JaponDénouement d'un procès historique sur des violences sexuelles
ATS
9.12.2023 - 07:43
Un tribunal au Japon doit rendre mardi son verdict concernant trois anciens militaires jugés pour violences sexuelles dans l'armée nippone. La décision est très attendue dans un pays où le mouvement mondial #MeToo a trouvé relativement peu d'écho jusqu'à présent.
Keystone-SDA
09.12.2023, 07:43
ATS
L'ancienne soldate Rina Gonoi, 24 ans, avait provoqué une rare prise de conscience nationale au Japon l'an dernier en clamant haut et fort avoir été harcelée et agressée sexuellement par plusieurs collègues.
Devant l'immobilisme de sa hiérarchie et le rejet d'une première plainte devant la justice, la jeune femme avait décidé de rendre publique sa situation via les réseaux sociaux. Sa pétition en ligne pour exiger une «enquête équitable, des sanctions et des excuses» avait rapidement recueilli plus de 100'000 signatures.
Sous la pression, le ministère de la Défense avait rouvert le dossier et reconnu que Mme Gonoi disait vrai.
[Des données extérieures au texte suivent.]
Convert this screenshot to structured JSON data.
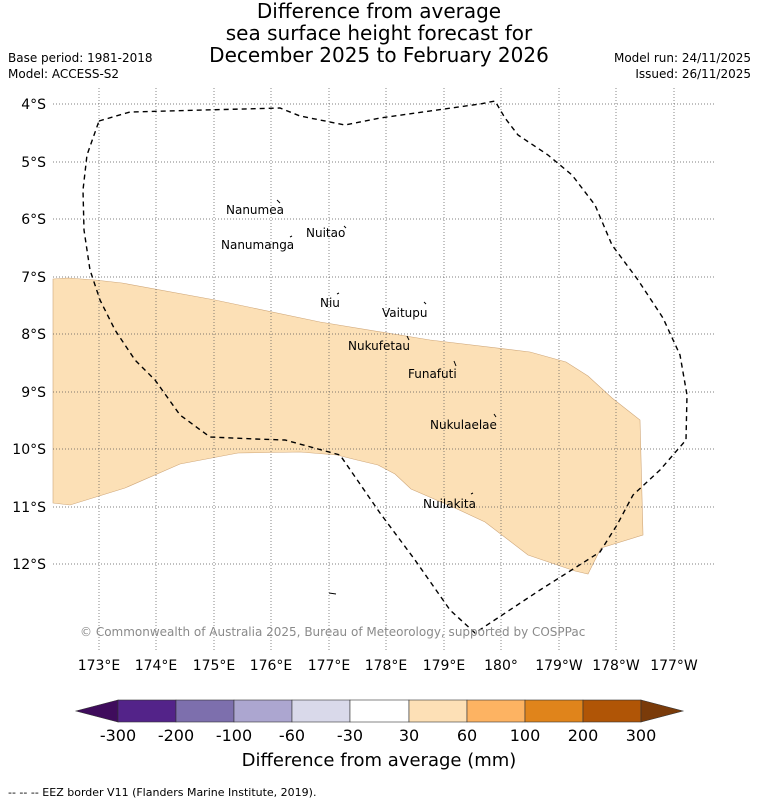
{
  "title": {
    "line1": "Difference from average",
    "line2": "sea surface height forecast for",
    "line3": "December 2025 to February 2026"
  },
  "meta": {
    "base_period": "Base period: 1981-2018",
    "model": "Model: ACCESS-S2",
    "model_run": "Model run: 24/11/2025",
    "issued": "Issued: 26/11/2025"
  },
  "map": {
    "lat_labels": [
      "4°S",
      "5°S",
      "6°S",
      "7°S",
      "8°S",
      "9°S",
      "10°S",
      "11°S",
      "12°S"
    ],
    "lon_labels": [
      "173°E",
      "174°E",
      "175°E",
      "176°E",
      "177°E",
      "178°E",
      "179°E",
      "180°",
      "179°W",
      "178°W",
      "177°W"
    ],
    "places": [
      "Nanumea",
      "Nuitao",
      "Nanumanga",
      "Niu",
      "Vaitupu",
      "Nukufetau",
      "Funafuti",
      "Nukulaelae",
      "Nuilakita"
    ],
    "copyright": "© Commonwealth of Australia 2025, Bureau of Meteorology, supported by COSPPac",
    "anomaly_fill_category": "30 to 60 mm",
    "colors": {
      "anomaly_fill": "#fce0b6",
      "grid": "#555555",
      "eez_border": "#000000"
    }
  },
  "colorbar": {
    "ticks": [
      "-300",
      "-200",
      "-100",
      "-60",
      "-30",
      "30",
      "60",
      "100",
      "200",
      "300"
    ],
    "colors": [
      "#3f0c5c",
      "#532389",
      "#7d6fad",
      "#aca6d0",
      "#d9d9ea",
      "#ffffff",
      "#fde0b6",
      "#fdb362",
      "#e0841b",
      "#b05506",
      "#7a3b0a"
    ],
    "title": "Difference from average (mm)"
  },
  "footer": "--  --  -- EEZ border V11 (Flanders Marine Institute, 2019)."
}
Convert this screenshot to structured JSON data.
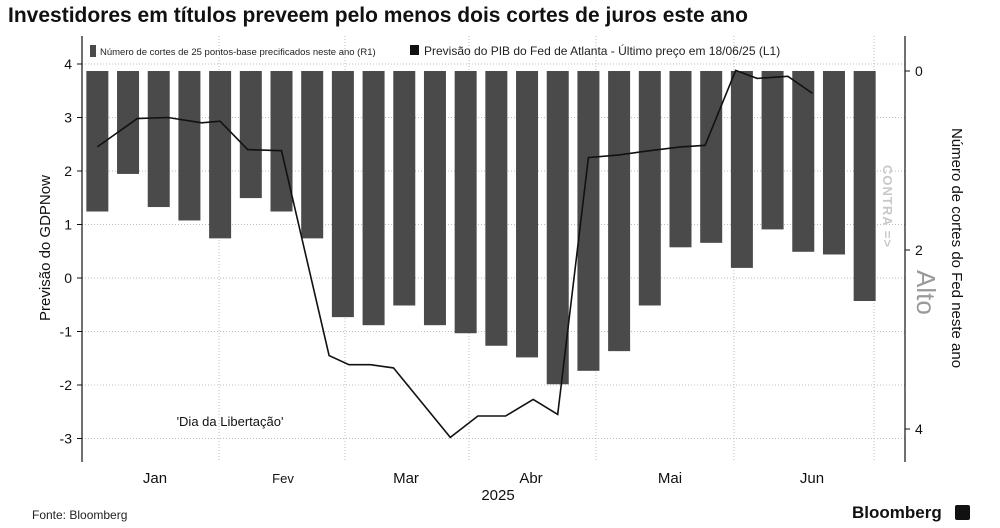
{
  "chart_data": {
    "type": "bar+line",
    "title": "Investidores em títulos preveem pelo menos dois cortes de juros este ano",
    "left_axis": {
      "label": "Previsão do GDPNow",
      "ticks": [
        "4",
        "3",
        "2",
        "1",
        "0",
        "-1",
        "-2",
        "-3"
      ],
      "range": [
        -3.3,
        4
      ]
    },
    "right_axis": {
      "label": "Número de cortes do Fed neste ano",
      "ticks": [
        "0",
        "2",
        "4"
      ],
      "range": [
        0,
        4.35
      ],
      "inverted": true
    },
    "x_axis": {
      "months": [
        "Jan",
        "Fev",
        "Mar",
        "Abr",
        "Mai",
        "Jun"
      ],
      "year": "2025"
    },
    "legend": [
      {
        "label": "Número de cortes de 25 pontos-base precificados neste ano (R1)",
        "color": "#4a4a4a"
      },
      {
        "label": "Previsão do PIB do Fed de Atlanta - Último preço em 18/06/25 (L1)",
        "color": "#111111"
      }
    ],
    "legend_placement": "top",
    "grid": true,
    "series_bars": {
      "name": "Número de cortes de 25 pontos-base precificados neste ano (R1)",
      "axis": "right",
      "values": [
        1.57,
        1.15,
        1.52,
        1.67,
        1.87,
        1.42,
        1.57,
        1.87,
        2.75,
        2.84,
        2.62,
        2.84,
        2.93,
        3.07,
        3.2,
        3.5,
        3.35,
        3.13,
        2.62,
        1.97,
        1.92,
        2.2,
        1.77,
        2.02,
        2.05,
        2.57
      ]
    },
    "series_line": {
      "name": "Previsão do PIB do Fed de Atlanta - Último preço em 18/06/25 (L1)",
      "axis": "left",
      "points": [
        [
          0,
          2.45
        ],
        [
          1.3,
          2.98
        ],
        [
          2.3,
          3.0
        ],
        [
          3.4,
          2.9
        ],
        [
          4.0,
          2.93
        ],
        [
          4.9,
          2.4
        ],
        [
          6.0,
          2.38
        ],
        [
          7.55,
          -1.45
        ],
        [
          8.2,
          -1.62
        ],
        [
          8.9,
          -1.62
        ],
        [
          9.65,
          -1.68
        ],
        [
          11.5,
          -2.98
        ],
        [
          12.4,
          -2.58
        ],
        [
          13.3,
          -2.58
        ],
        [
          14.2,
          -2.27
        ],
        [
          15.0,
          -2.55
        ],
        [
          16.0,
          2.25
        ],
        [
          17.0,
          2.3
        ],
        [
          18.0,
          2.38
        ],
        [
          19.0,
          2.45
        ],
        [
          19.8,
          2.48
        ],
        [
          20.8,
          3.88
        ],
        [
          21.5,
          3.73
        ],
        [
          22.5,
          3.77
        ],
        [
          23.3,
          3.45
        ]
      ]
    },
    "annotations": [
      "'Dia da Libertação'"
    ]
  },
  "footer": {
    "source": "Fonte: Bloomberg",
    "brand": "Bloomberg"
  },
  "watermark": {
    "text": "CONTRA =>",
    "brand": "Alto"
  }
}
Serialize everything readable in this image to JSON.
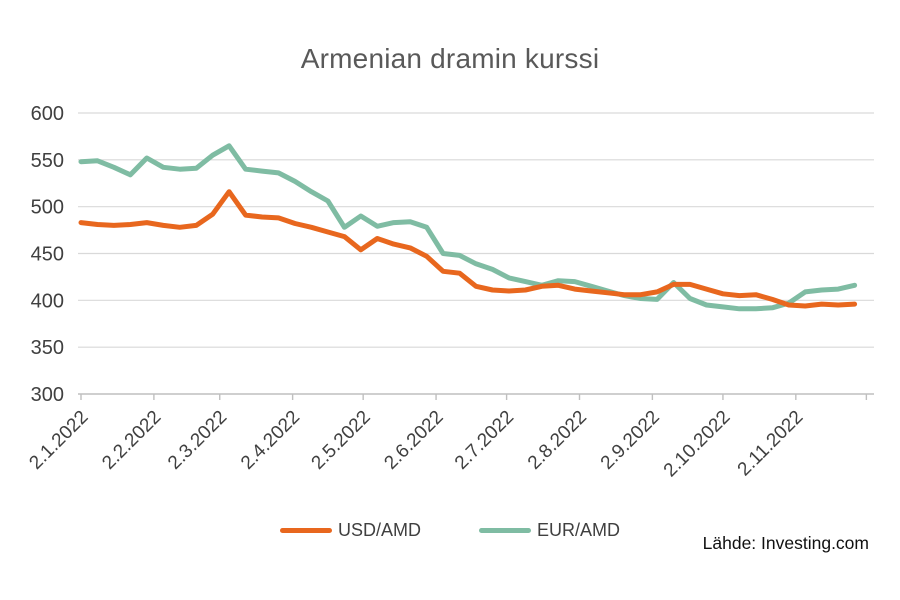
{
  "source": {
    "label": "Lähde: Investing.com"
  },
  "colors": {
    "usd_line": "#e8671e",
    "eur_line": "#7fbca3",
    "gridline": "#d9d9d9",
    "axis": "#bfbfbf",
    "axis_label": "#404040",
    "title": "#595959"
  },
  "chart_data": {
    "type": "line",
    "title": "Armenian dramin kurssi",
    "x_unit": "weekly",
    "x": [
      "2.1.2022",
      "9.1.2022",
      "16.1.2022",
      "23.1.2022",
      "30.1.2022",
      "6.2.2022",
      "13.2.2022",
      "20.2.2022",
      "27.2.2022",
      "6.3.2022",
      "13.3.2022",
      "20.3.2022",
      "27.3.2022",
      "3.4.2022",
      "10.4.2022",
      "17.4.2022",
      "24.4.2022",
      "1.5.2022",
      "8.5.2022",
      "15.5.2022",
      "22.5.2022",
      "29.5.2022",
      "5.6.2022",
      "12.6.2022",
      "19.6.2022",
      "26.6.2022",
      "3.7.2022",
      "10.7.2022",
      "17.7.2022",
      "24.7.2022",
      "31.7.2022",
      "7.8.2022",
      "14.8.2022",
      "21.8.2022",
      "28.8.2022",
      "4.9.2022",
      "11.9.2022",
      "18.9.2022",
      "25.9.2022",
      "2.10.2022",
      "9.10.2022",
      "16.10.2022",
      "23.10.2022",
      "30.10.2022",
      "6.11.2022",
      "13.11.2022",
      "20.11.2022",
      "27.11.2022"
    ],
    "x_tick_labels": [
      "2.1.2022",
      "2.2.2022",
      "2.3.2022",
      "2.4.2022",
      "2.5.2022",
      "2.6.2022",
      "2.7.2022",
      "2.8.2022",
      "2.9.2022",
      "2.10.2022",
      "2.11.2022"
    ],
    "series": [
      {
        "name": "USD/AMD",
        "color": "#e8671e",
        "values": [
          483,
          481,
          480,
          481,
          483,
          480,
          478,
          480,
          492,
          516,
          491,
          489,
          488,
          482,
          478,
          473,
          468,
          454,
          466,
          460,
          456,
          447,
          431,
          429,
          415,
          411,
          410,
          411,
          415,
          416,
          412,
          410,
          408,
          406,
          406,
          409,
          417,
          417,
          412,
          407,
          405,
          406,
          401,
          395,
          394,
          396,
          395,
          396
        ]
      },
      {
        "name": "EUR/AMD",
        "color": "#7fbca3",
        "values": [
          548,
          549,
          542,
          534,
          552,
          542,
          540,
          541,
          555,
          565,
          540,
          538,
          536,
          527,
          516,
          506,
          478,
          490,
          479,
          483,
          484,
          478,
          450,
          448,
          439,
          433,
          424,
          420,
          416,
          421,
          420,
          415,
          410,
          405,
          402,
          401,
          419,
          402,
          395,
          393,
          391,
          391,
          392,
          397,
          409,
          411,
          412,
          416
        ]
      }
    ],
    "ylim": [
      300,
      600
    ],
    "yticks": [
      300,
      350,
      400,
      450,
      500,
      550,
      600
    ],
    "ytick_step": 50,
    "grid": "horizontal",
    "legend_position": "bottom"
  }
}
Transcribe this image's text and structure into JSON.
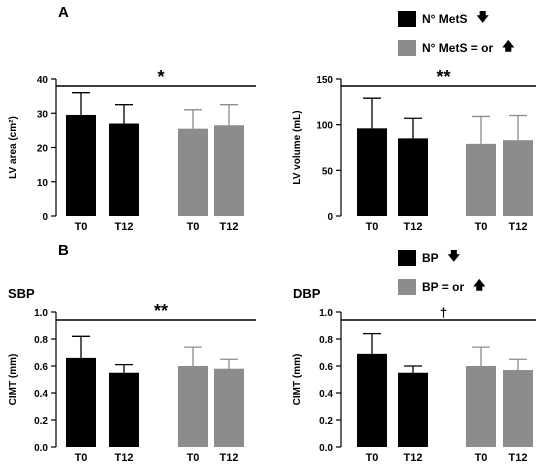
{
  "panels": {
    "a": "A",
    "b": "B"
  },
  "colors": {
    "group1": "#000000",
    "group2": "#8c8c8c"
  },
  "legend_a": [
    {
      "label": "N° MetS",
      "arrow": "down-arrow-icon",
      "glyph": "🡇"
    },
    {
      "label": "N° MetS = or",
      "arrow": "up-arrow-icon",
      "glyph": "🡅"
    }
  ],
  "legend_b": [
    {
      "label": "BP",
      "arrow": "down-arrow-icon",
      "glyph": "🡇"
    },
    {
      "label": "BP = or",
      "arrow": "up-arrow-icon",
      "glyph": "🡅"
    }
  ],
  "chart_data": [
    {
      "id": "lv-area",
      "type": "bar",
      "title": "",
      "ylabel": "LV area (cm²)",
      "ylim": [
        0,
        40
      ],
      "yticks": [
        0,
        10,
        20,
        30,
        40
      ],
      "categories": [
        "T0",
        "T12",
        "T0",
        "T12"
      ],
      "groups": [
        0,
        0,
        1,
        1
      ],
      "values": [
        29.5,
        27,
        25.5,
        26.5
      ],
      "errors": [
        6.5,
        5.5,
        5.5,
        6
      ],
      "significance": "*"
    },
    {
      "id": "lv-volume",
      "type": "bar",
      "title": "",
      "ylabel": "LV volume (mL)",
      "ylim": [
        0,
        150
      ],
      "yticks": [
        0,
        50,
        100,
        150
      ],
      "categories": [
        "T0",
        "T12",
        "T0",
        "T12"
      ],
      "groups": [
        0,
        0,
        1,
        1
      ],
      "values": [
        96,
        85,
        79,
        83
      ],
      "errors": [
        33,
        22,
        30,
        27
      ],
      "significance": "**"
    },
    {
      "id": "cimt-sbp",
      "type": "bar",
      "title": "SBP",
      "ylabel": "CIMT (mm)",
      "ylim": [
        0,
        1.0
      ],
      "yticks": [
        "0.0",
        "0.2",
        "0.4",
        "0.6",
        "0.8",
        "1.0"
      ],
      "categories": [
        "T0",
        "T12",
        "T0",
        "T12"
      ],
      "groups": [
        0,
        0,
        1,
        1
      ],
      "values": [
        0.66,
        0.55,
        0.6,
        0.58
      ],
      "errors": [
        0.16,
        0.06,
        0.14,
        0.07
      ],
      "significance": "**"
    },
    {
      "id": "cimt-dbp",
      "type": "bar",
      "title": "DBP",
      "ylabel": "CIMT (mm)",
      "ylim": [
        0,
        1.0
      ],
      "yticks": [
        "0.0",
        "0.2",
        "0.4",
        "0.6",
        "0.8",
        "1.0"
      ],
      "categories": [
        "T0",
        "T12",
        "T0",
        "T12"
      ],
      "groups": [
        0,
        0,
        1,
        1
      ],
      "values": [
        0.69,
        0.55,
        0.6,
        0.57
      ],
      "errors": [
        0.15,
        0.05,
        0.14,
        0.08
      ],
      "significance": "†"
    }
  ]
}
L'ancienne soldate poursuit désormais au civil ses agresseurs présumés et l'Etat japonais, en vue d'obtenir des dommages et intérêts.
Un procès pénal s'est également ouvert cette année contre les trois anciens militaires accusés d'avoir mimé en 2021 un rapport sexuel avec Mme Gonoi, en la maintenant allongée de force avec les jambes écartées, tandis que d'autres collègues masculins observaient la scène en riant. C'est l'issue de ce procès qui est attendue mardi à Fukushima (nord-est du Japon). Le parquet a requis deux ans de prison ferme pour les trois accusés.
Profondes inégalités hommes/femmes
Intégrer les Forces japonaises d'autodéfense était un rêve d'enfant pour Rina Gonoi. Mais elle a sévèrement déchanté dès son entrée dans l'armée en 2020. «Lorsque vous marchez dans le couloir, quelqu'un vous met une claque sur la hanche, ou vous agrippe par derrière. On m'a embrassée sur la joue et empoigné les seins», confiait-elle dans un entretien accordé à l'AFP début 2023.
Etre obligée de médiatiser son malheur a été une solution de «dernier recours», expliquait-elle, se disant davantage «désespérée que courageuse». Ses révélations ont incité de nombreuses autres victimes à dénoncer à leur tour des faits de violences sexuelles dans l'armée.
Il est pourtant très rare au Japon de voir des victimes de tels faits s'épancher, par peur de créer de l'embarras, mais aussi par craint de ne pas être prises au sérieux et soutenues. «Seulement 5% des victimes de viol au Japon le signalent à la police, qui n'accepte d'établir un procès-verbal que dans la moitié des cas environ, privant ainsi les autres de toute possibilité d'action en justice», selon Machiko Osawa, chercheuse sur les inégalités hommes-femmes au Japon.
«C'est vrai que le mouvement #MeToo a été relativement lent à prendre au Japon (...). Mais la situation change progressivement», selon Teppei Kasai, un responsable en Asie de l'ONG Human Rights Watch interrogé par l'AFP.
Il a cité en exemple une réforme législative en juin dernier qui a clarifié et élargi la définition du viol dans le code pénal japonais, afin de faciliter les actions en justice en la matière. Une autre figure de proue de #MeToo au Japon est la journaliste Shiori Ito, qui en 2019 a remporté un procès civil contre son violeur présumé, Noriyuki Yamaguchi, un ancien journaliste très influent. Il n'a cependant jamais été poursuivi au pénal.
Admirée, mais aussi diffamée
Beaucoup de femmes japonaises travaillent, mais peu d'entre elles occupent des postes à responsabilités, aussi bien dans les institutions publiques que dans les entreprises privées et en politique. Le Japon est aussi le pays du G7 où les inégalités de salaires hommes-femmes sont les plus importantes.
En revanche, Rina Gonoi est encensée à l'étranger: la BBC l'a incluse dans sa liste 2023 des 100 femmes les plus influentes au monde, et elle figure également dans la dernière liste annuelle de personnalités montantes «100 Next» du magazine américain Time.
Mais la jeune femme a aussi subi un déluge d'insultes sur les réseaux sociaux japonais après ses accusations. «C'est dur», confiait-elle début 2023 à l'AFP. «Il y a quelque chose qui ne va pas au Japon: les gens s'attaquent aux victimes plutôt qu'aux auteurs».